By last week, the list of Franklin Roosevelt's forthcoming literary works had begun to assume the proportions of Dr. Eliot's five-foot shelf. Announced last summer were the President's State Papers, edited by Judge Samuel Rosenman, in five volumes. Three weeks ago, the President announced sale of the prefaces to the Papers to Liberty Magazine, of notes on the Papers to United Feature Syndicate. Last week, it developed that Liberty was also going to publish stenographic transcriptions of Presidential press conferences, also included in the State Papers. What total price the President received was not officially revealed, but it was reported about as much as his annual salary—$75,000.
If the President had announced his intention of selling his radio fireside chats to an advertising sponsor, it could scarcely have caused more outraged bowlings than his spring publication list. The New York Herald Tribune found it "so . . . steep a descent for a President as to give the whole nation pause." In the House, Michigan's Republican Clare E. Hoffman accused the President of "using his ... office as his advertising agency," and retaining a monopoly. Circulated in Washington was the story that when offered a fat contract for a series of daily broadcasts. John Nance Garner had replied: "What Jack Garner thinks isn't worth a nickel and what the Vice President thinks is not for sale."
Whatever the propriety of Franklin Roosevelt's literary deal, it set two precedents: 1) It made Roosevelt II the first President to earn a substantial sum as an .author while still in the White House; 2) For the first time a President's words to reporters had been judged of resale value.
The syndicate series will start March 23; the Liberty series starts this week with a 4,500-word article called President Roosevelt's Own Story of the New Deal. Excerpts:
"A frank examination of the profit system in the spring of 1933 showed it to be in collapse; but substantially everybody in the United States, in public office and out of public office, from the very rich to the very poor, was as determined as was my Administration to save it.
"A frank examination of the social system showed that it, too, was in collapse; but in this case there was not such unanimity. The vast majority of our people, but by no means all, wanted to build it up on sounder foundations and on sounder new lines.
. The task of today is to see to it that our democracy is kept equipped . . . to keep pace with quick . . . changes. . . ."

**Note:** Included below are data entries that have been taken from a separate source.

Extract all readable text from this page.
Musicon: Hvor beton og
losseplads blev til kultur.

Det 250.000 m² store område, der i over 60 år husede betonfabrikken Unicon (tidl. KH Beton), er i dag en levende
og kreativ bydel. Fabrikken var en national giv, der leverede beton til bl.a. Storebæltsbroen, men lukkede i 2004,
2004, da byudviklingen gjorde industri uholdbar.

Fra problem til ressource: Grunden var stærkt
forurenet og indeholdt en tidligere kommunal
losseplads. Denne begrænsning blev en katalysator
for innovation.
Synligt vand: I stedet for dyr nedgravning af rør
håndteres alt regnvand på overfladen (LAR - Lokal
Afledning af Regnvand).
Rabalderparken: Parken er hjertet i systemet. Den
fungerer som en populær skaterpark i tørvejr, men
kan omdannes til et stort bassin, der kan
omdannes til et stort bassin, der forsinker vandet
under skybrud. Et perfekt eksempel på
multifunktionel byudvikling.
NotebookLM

¶Early this year, Franklin Roosevelt firmly declared he would take no sides in this year's State elections. Last week, he broke this high resolve not of his own accord but because the principals in Pennsylvania's row about the Democratic gubernatorial nomination (TIME. Feb. 28) came to him for counsel. To the White House went Governor Earle, State Democratic Chairman David Lawrence. Publisher David Stern of the Philadelphia Record and Senator Joseph Guffey, presumably to get endorsement of a candidate. Said Governor Earle when the party emerged: "The President had only one suggestion. He said he needed Joe Guffey in the United States Senate and he requested that we leave him there."